Neutron-lbaas implements many third-party load balancers whose Drivers have not migrated to Octavia due to time and manpower issues, which is a pity. Previously, users could only use the Octavia Amphorae LoadBalancer Provider, but now the Octavia architecture has been tweaked to support integration with third-party LoadBalancer Drivers. This is also good news for users who have been unable to upgrade to Octavia due to using a third-party load balancer (e.g. F5).

  • Pools can have backup members, also known as “sorry servers”, that respond when all of the members of a pool are not available.

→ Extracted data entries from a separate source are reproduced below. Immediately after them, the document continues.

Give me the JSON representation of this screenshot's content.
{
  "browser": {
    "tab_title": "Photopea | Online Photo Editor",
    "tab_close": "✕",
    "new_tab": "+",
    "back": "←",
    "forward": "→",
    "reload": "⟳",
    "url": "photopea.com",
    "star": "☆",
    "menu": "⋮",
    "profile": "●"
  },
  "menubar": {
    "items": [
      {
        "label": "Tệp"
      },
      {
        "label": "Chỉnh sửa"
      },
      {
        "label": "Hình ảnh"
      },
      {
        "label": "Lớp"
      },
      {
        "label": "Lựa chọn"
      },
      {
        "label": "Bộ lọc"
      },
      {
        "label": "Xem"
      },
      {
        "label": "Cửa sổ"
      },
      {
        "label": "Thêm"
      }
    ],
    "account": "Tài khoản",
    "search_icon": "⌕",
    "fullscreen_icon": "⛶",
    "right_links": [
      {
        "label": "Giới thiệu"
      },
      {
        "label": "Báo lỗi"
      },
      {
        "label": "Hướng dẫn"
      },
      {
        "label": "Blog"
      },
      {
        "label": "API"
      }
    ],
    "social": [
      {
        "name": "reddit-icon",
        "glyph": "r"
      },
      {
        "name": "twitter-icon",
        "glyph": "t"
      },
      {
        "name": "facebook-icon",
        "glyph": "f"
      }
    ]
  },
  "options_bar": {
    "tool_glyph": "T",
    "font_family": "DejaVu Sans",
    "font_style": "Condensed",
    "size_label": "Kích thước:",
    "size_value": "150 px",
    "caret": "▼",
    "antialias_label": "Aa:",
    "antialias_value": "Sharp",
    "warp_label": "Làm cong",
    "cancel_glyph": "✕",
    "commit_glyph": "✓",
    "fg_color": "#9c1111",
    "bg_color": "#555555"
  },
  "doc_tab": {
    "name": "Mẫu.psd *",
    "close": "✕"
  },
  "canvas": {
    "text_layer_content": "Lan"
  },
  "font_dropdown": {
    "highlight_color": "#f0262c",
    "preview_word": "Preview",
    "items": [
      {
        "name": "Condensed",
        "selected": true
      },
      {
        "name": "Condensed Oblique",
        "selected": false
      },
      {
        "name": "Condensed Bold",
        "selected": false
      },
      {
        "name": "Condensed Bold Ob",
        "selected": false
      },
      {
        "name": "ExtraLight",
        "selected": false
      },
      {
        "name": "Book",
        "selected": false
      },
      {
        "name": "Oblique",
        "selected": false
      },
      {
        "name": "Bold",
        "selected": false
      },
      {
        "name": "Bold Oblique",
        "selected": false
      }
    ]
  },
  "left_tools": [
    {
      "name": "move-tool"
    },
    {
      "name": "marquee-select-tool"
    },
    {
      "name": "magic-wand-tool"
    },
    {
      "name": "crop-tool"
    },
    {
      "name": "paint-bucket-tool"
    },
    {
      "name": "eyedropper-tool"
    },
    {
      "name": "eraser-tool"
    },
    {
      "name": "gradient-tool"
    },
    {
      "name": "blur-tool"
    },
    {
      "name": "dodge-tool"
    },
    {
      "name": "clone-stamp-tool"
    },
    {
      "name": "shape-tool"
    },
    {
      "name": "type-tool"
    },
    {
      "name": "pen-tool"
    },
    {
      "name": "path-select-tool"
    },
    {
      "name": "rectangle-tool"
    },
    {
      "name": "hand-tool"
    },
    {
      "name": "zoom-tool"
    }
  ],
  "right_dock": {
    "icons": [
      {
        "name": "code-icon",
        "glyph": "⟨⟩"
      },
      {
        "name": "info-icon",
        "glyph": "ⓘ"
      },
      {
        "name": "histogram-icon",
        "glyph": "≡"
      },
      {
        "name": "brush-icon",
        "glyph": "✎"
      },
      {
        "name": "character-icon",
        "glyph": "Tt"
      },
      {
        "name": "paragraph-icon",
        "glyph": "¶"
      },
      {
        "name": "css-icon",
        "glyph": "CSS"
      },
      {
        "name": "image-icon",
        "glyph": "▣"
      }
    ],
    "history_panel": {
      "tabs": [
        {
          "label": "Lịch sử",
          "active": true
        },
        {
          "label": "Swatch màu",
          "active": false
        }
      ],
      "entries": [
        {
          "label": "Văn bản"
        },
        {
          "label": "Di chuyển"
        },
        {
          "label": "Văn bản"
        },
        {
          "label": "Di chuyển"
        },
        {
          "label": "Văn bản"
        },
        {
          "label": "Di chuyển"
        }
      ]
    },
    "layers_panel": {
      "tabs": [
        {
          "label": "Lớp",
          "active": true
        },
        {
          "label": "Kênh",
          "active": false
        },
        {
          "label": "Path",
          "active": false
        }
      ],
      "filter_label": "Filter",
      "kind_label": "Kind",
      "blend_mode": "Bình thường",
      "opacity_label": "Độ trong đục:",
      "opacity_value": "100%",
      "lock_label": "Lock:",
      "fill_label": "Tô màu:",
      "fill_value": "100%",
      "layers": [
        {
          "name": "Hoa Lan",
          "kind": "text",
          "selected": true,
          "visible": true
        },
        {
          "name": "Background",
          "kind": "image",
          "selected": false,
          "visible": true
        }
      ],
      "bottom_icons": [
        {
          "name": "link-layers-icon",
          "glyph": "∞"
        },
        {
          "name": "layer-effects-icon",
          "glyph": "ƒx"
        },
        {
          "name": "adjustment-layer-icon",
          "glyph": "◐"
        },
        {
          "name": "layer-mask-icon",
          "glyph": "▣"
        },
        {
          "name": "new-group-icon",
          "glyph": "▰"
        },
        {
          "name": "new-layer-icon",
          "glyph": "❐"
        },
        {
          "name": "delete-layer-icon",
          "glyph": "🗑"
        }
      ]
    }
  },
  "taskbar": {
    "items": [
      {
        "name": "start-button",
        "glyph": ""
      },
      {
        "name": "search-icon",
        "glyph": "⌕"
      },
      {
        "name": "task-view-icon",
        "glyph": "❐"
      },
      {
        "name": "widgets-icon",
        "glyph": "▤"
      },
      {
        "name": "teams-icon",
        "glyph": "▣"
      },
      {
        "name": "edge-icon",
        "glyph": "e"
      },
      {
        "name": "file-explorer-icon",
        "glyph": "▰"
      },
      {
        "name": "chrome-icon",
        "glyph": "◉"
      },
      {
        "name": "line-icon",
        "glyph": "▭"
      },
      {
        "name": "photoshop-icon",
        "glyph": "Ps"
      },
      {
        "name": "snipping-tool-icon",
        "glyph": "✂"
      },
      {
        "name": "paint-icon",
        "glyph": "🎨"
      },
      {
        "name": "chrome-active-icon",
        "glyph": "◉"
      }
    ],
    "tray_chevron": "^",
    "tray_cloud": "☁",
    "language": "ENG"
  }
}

Octavia Pool supports a Backup Member that responds when all Members of the Pool lose contact, further improving LB availability and service experience.

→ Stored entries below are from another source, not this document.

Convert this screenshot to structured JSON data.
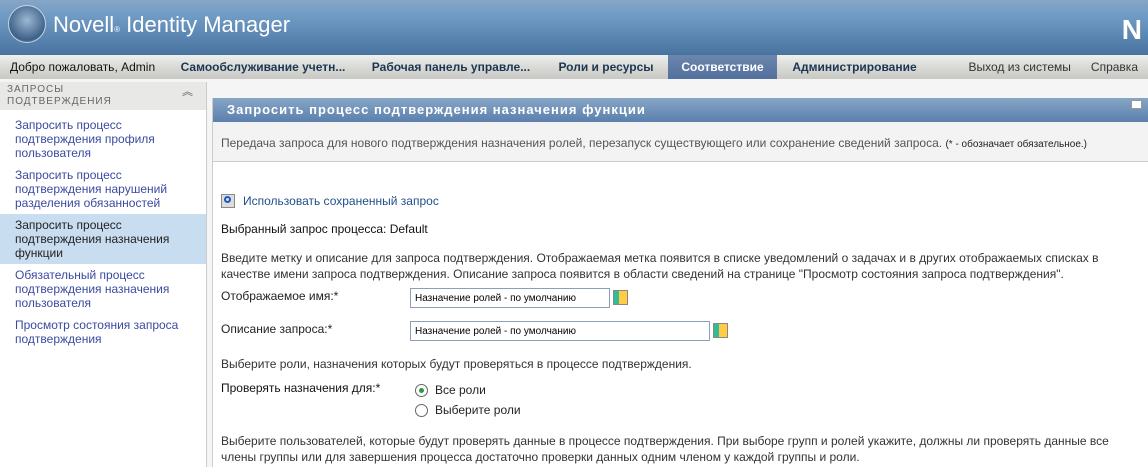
{
  "header": {
    "brand": "Novell",
    "reg": "®",
    "product": "Identity Manager",
    "corner_logo": "N"
  },
  "nav": {
    "welcome": "Добро пожаловать, Admin",
    "tabs": [
      "Самообслуживание учетн...",
      "Рабочая панель управле...",
      "Роли и ресурсы",
      "Соответствие",
      "Администрирование"
    ],
    "active_tab": "Соответствие",
    "logout": "Выход из системы",
    "help": "Справка"
  },
  "sidebar": {
    "title": "ЗАПРОСЫ ПОДТВЕРЖДЕНИЯ",
    "items": [
      {
        "label": "Запросить процесс подтверждения профиля пользователя"
      },
      {
        "label": "Запросить процесс подтверждения нарушений разделения обязанностей"
      },
      {
        "label": "Запросить процесс подтверждения назначения функции",
        "selected": true
      },
      {
        "label": "Обязательный процесс подтверждения назначения пользователя"
      },
      {
        "label": "Просмотр состояния запроса подтверждения"
      }
    ]
  },
  "main": {
    "title": "Запросить процесс подтверждения назначения функции",
    "description": "Передача запроса для нового подтверждения назначения ролей, перезапуск существующего или сохранение сведений запроса.",
    "required_note": "(* - обозначает обязательное.)",
    "use_saved": "Использовать сохраненный запрос",
    "selected_request": "Выбранный запрос процесса: Default",
    "intro": "Введите метку и описание для запроса подтверждения. Отображаемая метка появится в списке уведомлений о задачах и в других отображаемых списках в качестве имени запроса подтверждения. Описание запроса появится в области сведений на странице \"Просмотр состояния запроса подтверждения\".",
    "display_name_label": "Отображаемое имя:*",
    "display_name_value": "Назначение ролей - по умолчанию",
    "description_label": "Описание запроса:*",
    "description_value": "Назначение ролей - по умолчанию",
    "roles_intro": "Выберите роли, назначения которых будут проверяться в процессе подтверждения.",
    "check_for_label": "Проверять назначения для:*",
    "radio_all": "Все роли",
    "radio_select": "Выберите роли",
    "radio_selected": "Все роли",
    "users_intro": "Выберите пользователей, которые будут проверять данные в процессе подтверждения. При выборе групп и ролей укажите, должны ли проверять данные все члены группы или для завершения процесса достаточно проверки данных одним членом у каждой группы и роли."
  }
}
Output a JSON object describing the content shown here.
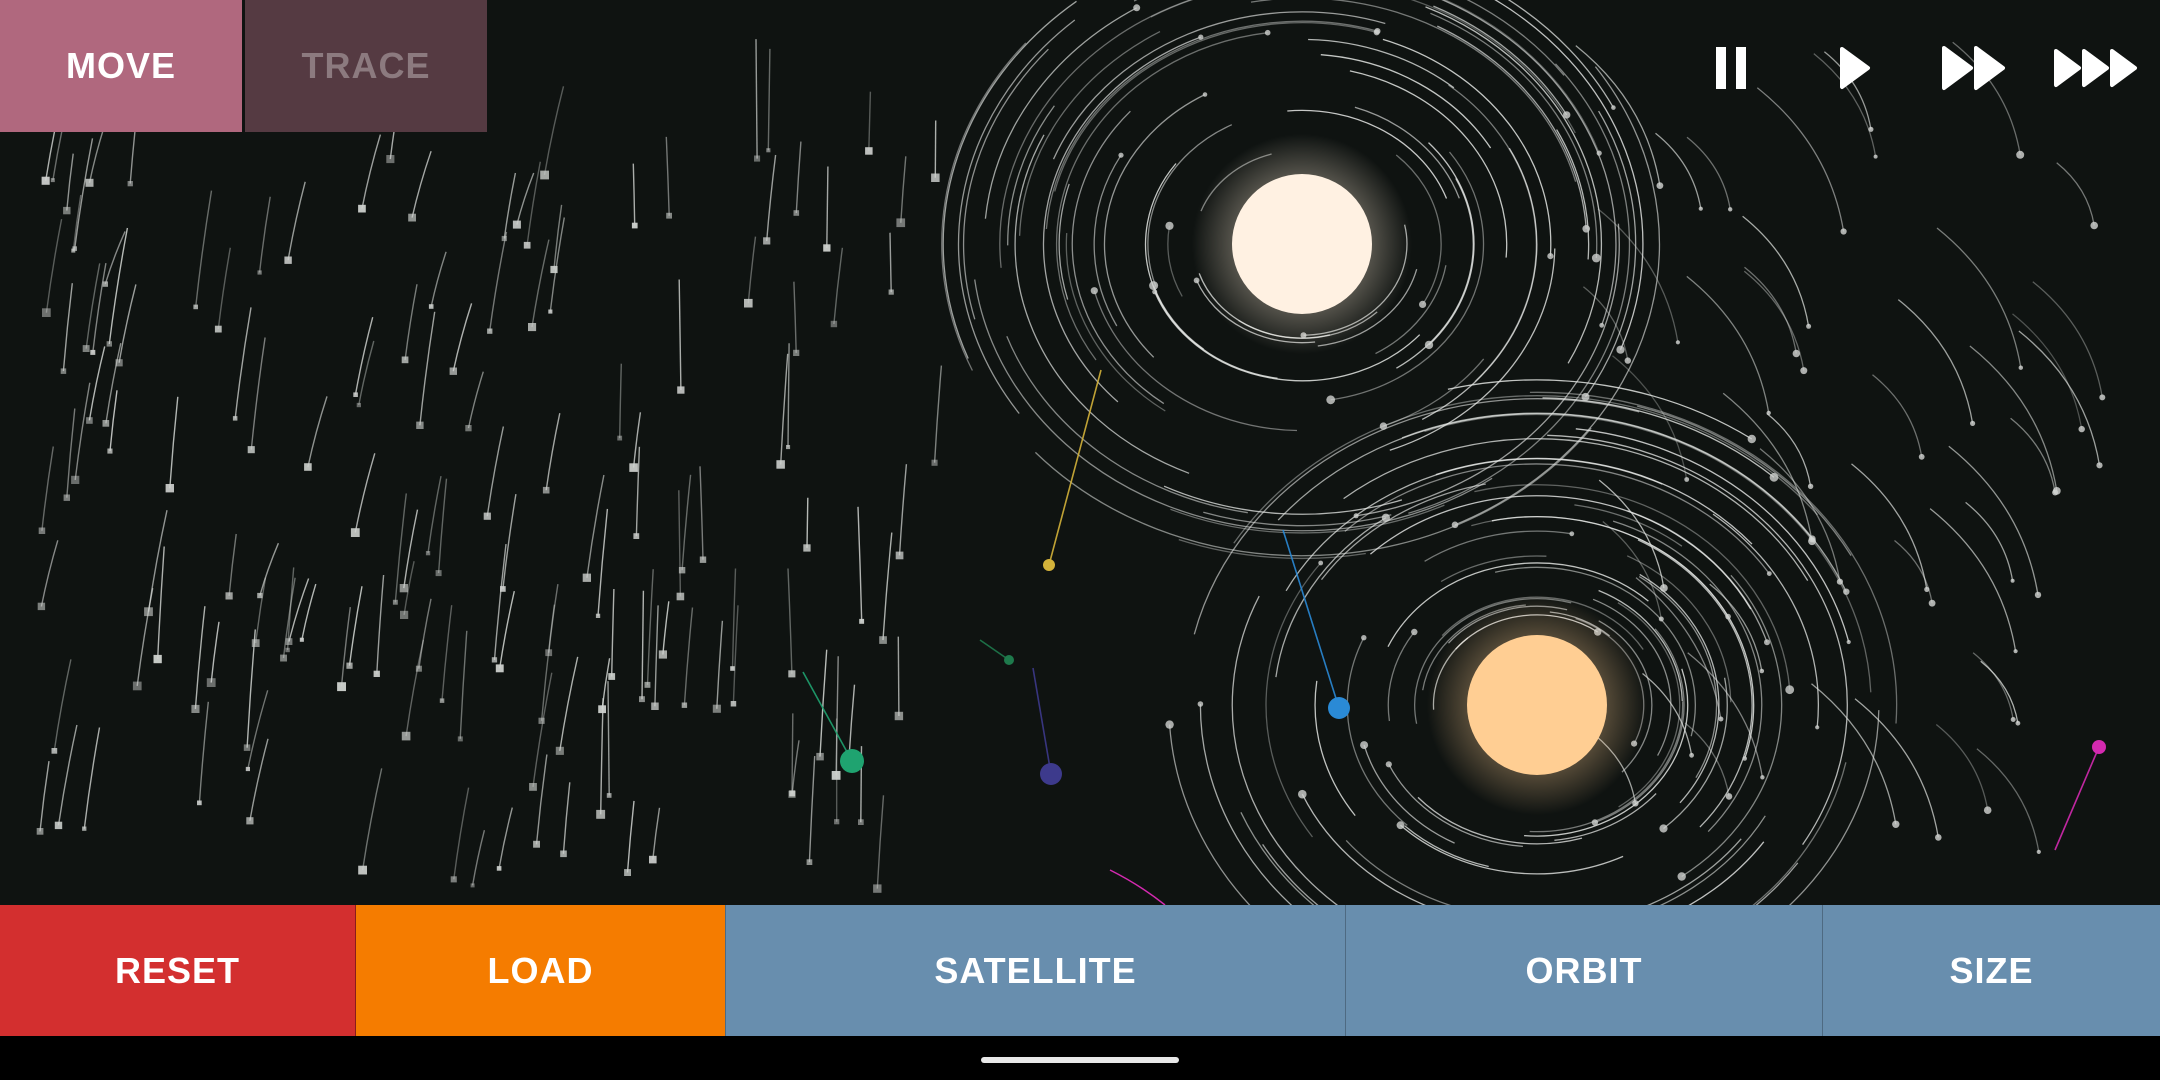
{
  "toolbar": {
    "move_label": "MOVE",
    "trace_label": "TRACE"
  },
  "speed_controls": [
    {
      "name": "pause-icon",
      "label": ""
    },
    {
      "name": "play-icon",
      "label": ""
    },
    {
      "name": "fast-forward-icon",
      "label": ""
    },
    {
      "name": "fastest-forward-icon",
      "label": ""
    }
  ],
  "actions": {
    "reset_label": "RESET",
    "load_label": "LOAD",
    "satellite_label": "SATELLITE",
    "orbit_label": "ORBIT",
    "size_label": "SIZE"
  },
  "colors": {
    "space_background": "#0f1311",
    "move_active": "#b0687e",
    "trace_inactive": "#553a42",
    "trace_text": "#8c7a7f",
    "reset": "#d32f2f",
    "load": "#f57c00",
    "satellite": "#688eae",
    "orbit": "#688eae",
    "size": "#688eae",
    "star_primary": "#fff1e2",
    "star_secondary": "#ffce93",
    "planet_yellow": "#d4b33a",
    "planet_green": "#1fa370",
    "planet_dark_green": "#1e7a4c",
    "planet_indigo": "#3d3a8c",
    "planet_blue": "#2a8ad6",
    "planet_magenta": "#d42ab0"
  }
}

  • UDP protocol load balancing has been added to Octavia. This is useful for IoT use cases.

Octavia has come to support UDP, which is often used to handle the transport layer of audio and video data streams and other real-time applications, meeting load balancing requirements in the Internet of Things and edge computing scenarios.

Kolla

  • Implement minimal downtime for keystone and cinder service

Kolla already supports minimal downtime for Keystone and Cinder, which pre-sets the possibility of seamless upgrades for OpenStack projects, which is a great benefit to both users and o&M personnel.

  • Implement Ceph Bluestore deployment in kolla and kolla-ansible.
  • Implement cephfs service
  • Upgrade to ceph luminous

This year Kolla’s support for Ceph continues to be strong, and Ceph is now a distributed storage solution for all OpenStack users. Ceph and OpenStack package deployment is believed to be a great user fun point.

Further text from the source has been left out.